Create a console app:

dotnet new console -n SkDotnetDemo
cd SkDotnetDemo

Add NuGet packages (versions evolve; use latest stable):

dotnet add package Microsoft.SemanticKernel
dotnet add package Microsoft.SemanticKernel.Connectors.OpenAI
dotnet add package Azure.AI.OpenAI   # for advanced Azure OpenAI scenarios (optional)
dotnet add package Microsoft.Extensions.Configuration
dotnet add package Microsoft.Extensions.Configuration.Json
dotnet add package Microsoft.Extensions.Hosting
dotnet add package Microsoft.Extensions.Logging.Console

appsettings.json (add to project root):

{
  "AI": {
    "UseAzureOpenAI": true,
    "AzureOpenAI": {
      "Endpoint": "https://YOUR-RESOURCE.openai.azure.com/",
      "ApiKey": "YOUR-AZURE-OPENAI-KEY",
      "Deployment": "gpt-4o-mini"
    },
    "OpenAI": {
      "ApiKey": "YOUR-OPENAI-KEY",
      "Model": "gpt-4o-mini"
    }
  },
  "VectorMemory": {
    "Provider": "None", // or "AzureAISearch", "Pinecone", etc.
    "AzureAISearch": {
      "Endpoint": "https://YOUR-SEARCH.search.windows.net",
      "ApiKey": "YOUR-SEARCH-ADMIN-KEY",
      "Index": "sk-mem-index"
    }
  }
}

4. Quick Start (Hello, Kernel)

Program.cs

using Microsoft.Extensions.Configuration;
using Microsoft.Extensions.DependencyInjection;
using Microsoft.Extensions.Hosting;
using Microsoft.Extensions.Logging;
using Microsoft.SemanticKernel;
using Microsoft.SemanticKernel.Connectors.OpenAI;

var host = Host.CreateDefaultBuilder(args)
    .ConfigureAppConfiguration(cfg =>
    {
        cfg.AddJsonFile("appsettings.json", optional: false, reloadOnChange: true);
    })
    .ConfigureLogging(lb => lb.AddConsole())
    .Build();

var config = host.Services.GetRequiredService<IConfiguration>();
var useAzure = config.GetValue<bool>("AI:UseAzureOpenAI");

var builder = Kernel.CreateBuilder();

if (useAzure)
{
    builder.AddAzureOpenAIChatCompletion(
        deploymentName: config["AI:AzureOpenAI:Deployment"]!,
        endpoint: config["AI:AzureOpenAI:Endpoint"]!,
        apiKey: config["AI:AzureOpenAI:ApiKey"]!
    );
}
else
{
    builder.AddOpenAIChatCompletion(
        modelId: config["AI:OpenAI:Model"]!,
        apiKey: config["AI:OpenAI:ApiKey"]!
    );
}

var kernel = builder.Build();

// Create a prompt function inline
var summarizeFn = kernel.CreateFunctionFromPrompt("""
You are a concise assistant.

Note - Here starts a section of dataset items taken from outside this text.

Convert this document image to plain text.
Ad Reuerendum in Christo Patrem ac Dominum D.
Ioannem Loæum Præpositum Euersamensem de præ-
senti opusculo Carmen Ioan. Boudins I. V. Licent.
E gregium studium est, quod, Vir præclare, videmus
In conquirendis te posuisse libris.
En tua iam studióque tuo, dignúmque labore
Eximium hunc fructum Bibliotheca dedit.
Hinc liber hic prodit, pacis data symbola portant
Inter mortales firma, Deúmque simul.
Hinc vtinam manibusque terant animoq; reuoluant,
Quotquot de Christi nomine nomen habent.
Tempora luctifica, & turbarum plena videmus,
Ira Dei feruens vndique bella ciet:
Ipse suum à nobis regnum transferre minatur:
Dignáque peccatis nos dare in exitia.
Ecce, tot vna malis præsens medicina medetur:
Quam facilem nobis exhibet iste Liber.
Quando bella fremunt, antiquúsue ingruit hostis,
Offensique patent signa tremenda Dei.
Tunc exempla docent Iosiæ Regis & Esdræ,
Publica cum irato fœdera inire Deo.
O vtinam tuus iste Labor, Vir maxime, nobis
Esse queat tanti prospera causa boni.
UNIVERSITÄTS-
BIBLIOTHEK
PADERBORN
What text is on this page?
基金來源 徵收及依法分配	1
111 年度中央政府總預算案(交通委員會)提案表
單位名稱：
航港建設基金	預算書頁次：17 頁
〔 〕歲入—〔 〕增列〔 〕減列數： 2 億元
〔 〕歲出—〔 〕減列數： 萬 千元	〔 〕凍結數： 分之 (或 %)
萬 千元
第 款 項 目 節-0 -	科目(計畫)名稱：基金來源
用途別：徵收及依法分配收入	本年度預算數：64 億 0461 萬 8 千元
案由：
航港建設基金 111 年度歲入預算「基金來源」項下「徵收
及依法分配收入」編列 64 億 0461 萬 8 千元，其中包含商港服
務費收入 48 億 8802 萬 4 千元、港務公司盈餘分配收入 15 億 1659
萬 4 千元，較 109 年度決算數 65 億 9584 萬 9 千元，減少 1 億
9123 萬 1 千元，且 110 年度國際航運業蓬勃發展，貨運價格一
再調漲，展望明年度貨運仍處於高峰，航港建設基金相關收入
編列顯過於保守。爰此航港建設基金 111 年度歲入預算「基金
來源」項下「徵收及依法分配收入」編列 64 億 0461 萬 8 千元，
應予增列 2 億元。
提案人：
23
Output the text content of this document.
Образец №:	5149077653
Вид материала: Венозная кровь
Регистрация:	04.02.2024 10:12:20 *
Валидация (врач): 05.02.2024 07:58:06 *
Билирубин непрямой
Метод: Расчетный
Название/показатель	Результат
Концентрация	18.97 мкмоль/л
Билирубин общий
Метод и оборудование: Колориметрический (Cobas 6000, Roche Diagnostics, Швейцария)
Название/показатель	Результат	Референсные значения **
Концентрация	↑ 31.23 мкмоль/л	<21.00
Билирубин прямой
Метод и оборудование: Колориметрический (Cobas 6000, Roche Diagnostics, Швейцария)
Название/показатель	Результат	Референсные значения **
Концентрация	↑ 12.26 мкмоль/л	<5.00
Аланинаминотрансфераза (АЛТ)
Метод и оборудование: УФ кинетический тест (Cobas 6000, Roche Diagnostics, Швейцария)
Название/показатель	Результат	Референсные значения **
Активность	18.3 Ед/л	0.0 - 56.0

Summarize the following in 1-2 sentences:
---
{{$input}}
""");

var text = """
Semantic Kernel helps orchestrate LLMs, plugins (tools), memory, and plans
to build production AI apps in .NET.
""";

var result = await kernel.InvokeAsync(summarizeFn, new()
{
    ["input"] = text
});

Console.WriteLine("Summary:");
Console.WriteLine(result);

Run:

dotnet run

5. Prompt Functions & Streaming

Prompt with Parameters & System Role

var analyzer = kernel.CreateFunctionFromPrompt("""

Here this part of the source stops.